"Kami tidak menghitung itu Pak, dan kami juga tidak bisa berandai-andai seperti itu. Kesimpulan kami berdasarkan prosedur dan bukti yang telah kami laksanakan, silakan nanti majelis hakim yang menilai kalau diperhitungkan seperti apa kami mohon maaf tidak bisa memberikan pendapat," jawab Dedy.
"Apa pendapat Saudara ahli terhadap nilai kontrak Rp 1,8 triliun ketika dikurangi pajak Rp 1,3 triliun dan juga jaminan Rp 1,7 triliun, jaminan pengembalian Rp 1,7 triliun dan itu sudah diterima oleh BAKTI ya. Pertanyaan saya adalah apakah angka pengurangan ini sehingga menjadi Rp 7,8 triliun seluruhnya apakah bisa Saudara bisa katakan bahwa kerugian dari projek ini adalah Rp 8,03 triliun?" tanya Maqdir.
SCROLL TO CONTINUE WITH CONTENT
"Sesuai dengan kesimpulan hasil audit kami dan juga berita acara pemeriksaan keterangan kami yang kami berikan ke penyidik seperti itu.

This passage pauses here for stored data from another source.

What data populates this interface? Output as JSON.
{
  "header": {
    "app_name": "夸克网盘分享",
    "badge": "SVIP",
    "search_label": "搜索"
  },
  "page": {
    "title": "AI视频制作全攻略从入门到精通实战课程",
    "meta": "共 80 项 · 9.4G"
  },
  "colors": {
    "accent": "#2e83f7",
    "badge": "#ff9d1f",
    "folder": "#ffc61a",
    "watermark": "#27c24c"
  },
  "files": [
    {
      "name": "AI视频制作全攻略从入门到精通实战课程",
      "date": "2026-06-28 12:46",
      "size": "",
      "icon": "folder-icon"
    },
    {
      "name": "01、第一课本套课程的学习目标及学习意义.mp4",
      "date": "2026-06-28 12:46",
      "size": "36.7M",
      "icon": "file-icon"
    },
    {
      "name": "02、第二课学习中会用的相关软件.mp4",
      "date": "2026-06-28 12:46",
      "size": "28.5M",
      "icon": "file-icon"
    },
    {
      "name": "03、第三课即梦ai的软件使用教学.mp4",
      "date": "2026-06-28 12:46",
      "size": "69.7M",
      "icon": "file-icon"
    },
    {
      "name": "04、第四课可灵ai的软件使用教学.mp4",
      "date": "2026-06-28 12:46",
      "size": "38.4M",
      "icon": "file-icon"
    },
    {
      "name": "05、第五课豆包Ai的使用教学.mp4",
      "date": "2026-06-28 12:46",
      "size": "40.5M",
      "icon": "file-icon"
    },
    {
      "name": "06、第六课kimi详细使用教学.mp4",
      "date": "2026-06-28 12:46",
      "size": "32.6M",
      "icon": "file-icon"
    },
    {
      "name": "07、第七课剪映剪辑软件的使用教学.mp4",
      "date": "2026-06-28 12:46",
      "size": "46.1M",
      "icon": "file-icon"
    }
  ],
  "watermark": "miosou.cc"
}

Jadi terkait dengan tadi pajak sudah kami keluarkan, pajak tidak kami perhitungkan seperti itu," jawab Dedy.
"Jadi pengembalian tidak Saudara hitung ya? alasannya karena memang tidak mau dihitung?" tanya Maqdir.
"Seperti yang kami jelaskan tadi, kami membandingkan antara output yang diterima oleh negara dengan uang yang dikeluarkan," jawab Dedy.
Dedy menegaskan uang jaminan yang telah dikembalikan itu merupakan tindak lanjut kerugian. Sehingga, kata Dedy, uang itu tak dihitung untuk mengurangi kerugian keuangan negara di proyek BTS.
"Yang kami tanya kepada Saudara ahli ini Yang Mulia, apa pendapat dia, penerimaan kembali uang yang nilainya Rp 1,7 triliun dan apa alasannya pengembalian ini kepada Bakti tidak, mereka gunakan sebagai faktor pengurang terhadap kerugian itu?" tanya Maqdir.
"Karena tadi sudah dijelaskan oleh ahli kan, intinya tadi output dibandingkan dengan uang yang sudah dikeluarkan oleh negara. adanya jaminan tindak lanjut," timpal Hakim Ketua Dennie.
"Pengembalian itu merupakan tindak lanjut dari kerugian yang telah terjadi, itu kenapa tidak diperhitungkan karena sebagai tindak lanjut," timpal Deny.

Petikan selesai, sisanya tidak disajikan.